Inmunes

6

Lacey

La primera vez que ví el remake de "La Casa de Cera" fue uno de los momentos más extraños de mi vida.

Aun estaba secundaria, Gwen me necesitaba para cubrir una cita con un chico que inhalaba heroína y quería ver a Chad Michael Murray actuando en algo que no fuese de Disney. Pero luego de verla me sentí con deseos de dudar hacía cualquier cosa que viese en las carreteras. Todo por culpa de un film que contaba la historia de unos chicos siendo atrapados en un falso pueblo habitado por tres psicópatas que secuestraban a cualquier turista, vagabundo o persona detenida en el camino para convertirla en cera, bajo una perfecta trampa camuflada como una estúpida y fraudulenta atracción.

En las carreteras había miles y la mayoría eran usadas como trucos para robarle diez dolares a las personas.

Y esta no era la excepción.

—¡Vaya! —un vil y vulgar fraude que Hunter desprecio.

"La pelota de bandas elásticas más grande del mundo"

¡Por favor!

¡Solo es una estúpida esfera hecha de ligas que medía cinco metros!

No se movía y por la calidad de los colores en las ligas uno se podía dar cuenta de que ya estaban muy desgastadas.

—¡Oh por Dios! —pero lo interesante no era entrar sin pagar el boleto de admisión sino ver los cuerpos de una pareja en estado de descomposición reposando sobre la entrada de una oficina.

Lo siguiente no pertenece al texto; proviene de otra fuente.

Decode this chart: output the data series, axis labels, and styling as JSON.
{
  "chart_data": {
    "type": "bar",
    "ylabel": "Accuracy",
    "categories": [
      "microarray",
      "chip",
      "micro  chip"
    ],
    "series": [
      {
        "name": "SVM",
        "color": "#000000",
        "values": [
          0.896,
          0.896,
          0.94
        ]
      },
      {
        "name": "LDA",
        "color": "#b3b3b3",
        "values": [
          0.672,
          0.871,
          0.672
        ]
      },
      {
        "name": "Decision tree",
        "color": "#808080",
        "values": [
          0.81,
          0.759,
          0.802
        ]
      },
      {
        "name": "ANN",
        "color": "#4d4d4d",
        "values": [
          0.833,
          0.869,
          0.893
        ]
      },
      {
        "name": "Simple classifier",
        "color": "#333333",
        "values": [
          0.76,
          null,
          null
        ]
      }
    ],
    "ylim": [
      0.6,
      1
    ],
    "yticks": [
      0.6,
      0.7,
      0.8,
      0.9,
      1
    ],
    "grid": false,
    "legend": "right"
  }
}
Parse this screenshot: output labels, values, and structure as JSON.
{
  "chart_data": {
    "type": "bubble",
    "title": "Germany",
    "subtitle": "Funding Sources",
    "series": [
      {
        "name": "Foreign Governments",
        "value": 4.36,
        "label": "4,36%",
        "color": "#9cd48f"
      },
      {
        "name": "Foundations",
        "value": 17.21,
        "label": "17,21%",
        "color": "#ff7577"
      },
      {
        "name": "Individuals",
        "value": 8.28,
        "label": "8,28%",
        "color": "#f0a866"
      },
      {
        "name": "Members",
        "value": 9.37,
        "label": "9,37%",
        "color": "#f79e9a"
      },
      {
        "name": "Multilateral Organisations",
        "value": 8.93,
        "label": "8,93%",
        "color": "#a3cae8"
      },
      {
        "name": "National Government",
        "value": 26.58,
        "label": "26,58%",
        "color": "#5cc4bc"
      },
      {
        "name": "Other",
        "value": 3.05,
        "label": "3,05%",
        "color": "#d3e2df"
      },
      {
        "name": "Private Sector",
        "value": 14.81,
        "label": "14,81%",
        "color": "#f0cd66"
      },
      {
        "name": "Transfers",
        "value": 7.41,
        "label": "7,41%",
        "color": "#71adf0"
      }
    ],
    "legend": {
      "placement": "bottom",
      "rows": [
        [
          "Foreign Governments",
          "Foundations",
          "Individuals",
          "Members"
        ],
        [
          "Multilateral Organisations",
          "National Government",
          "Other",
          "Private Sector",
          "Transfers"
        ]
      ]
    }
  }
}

Ahora sí podía creer que me atraparía en La Casa de Cera.

—Cálmate, Lacey —Hunter tomo de mi mano, al momento que me vio cubrirme la boca— ellos ya no estan.

—Lo sé, pero...,

—Recuerda que esto es el pan de cada día.

Ambos cuerpos estaban muy unidos, como sí se hubiese intentado proteger él uno al otro.

—¿Qué estas haciendo? —y Levi actuó como era de esperarse.

—¿Qué crees que hago? Busco identificaciones.

—Sí, claro —y April mostró su clásico carácter sarcástico— como ese cuerpo que casi dejaste desnudo el otro día.

—Lo revisaba, como lo hicimos con el dueño del hotel. Ademas él tipo tenía algo importante que no podía desperdiciar.

—Eran cigarros.

—De marihuana, April. No podía desperdiciarlos, de la misma forma que tu lo hiciste con esa escopeta.

—Que usa como defensa—y Hunter intervino—. Pero creo que tienes razón.

—¿De qué hablas?

—Los tipos como ellos pueden tener algo importante.

—¿Cómo lo sabes?

—Por este lugar. Estafar turistas no siempre termina como uno lo espera —Hunter se unió a Levi— tu revisas al de la derecha y yo al otro.

—Hecho —Aunque parecía estar preocupada en el interior creía que esto era divertido.

Ver a Hunter y Levi metiendo sus manos en los bolsillos de dos desconocidos; cuidando de no dejar rastros, como en otras paradas.

—Lotería—y Levi fue el primero en encontrar algo.

—¿Qué es eso? —pregunté

—Una billetera, también encontré una navaja y un juego de llaves. Wow son muchas.

—Deben ser para algo especial.

—Un juego de llaves como el que guardaba Barney Stinson, en un lugar como este; no lo creo —Levi revisó los documentos— vaya —tiro los papeles, billetes y tarjetas de presentación en mal estado.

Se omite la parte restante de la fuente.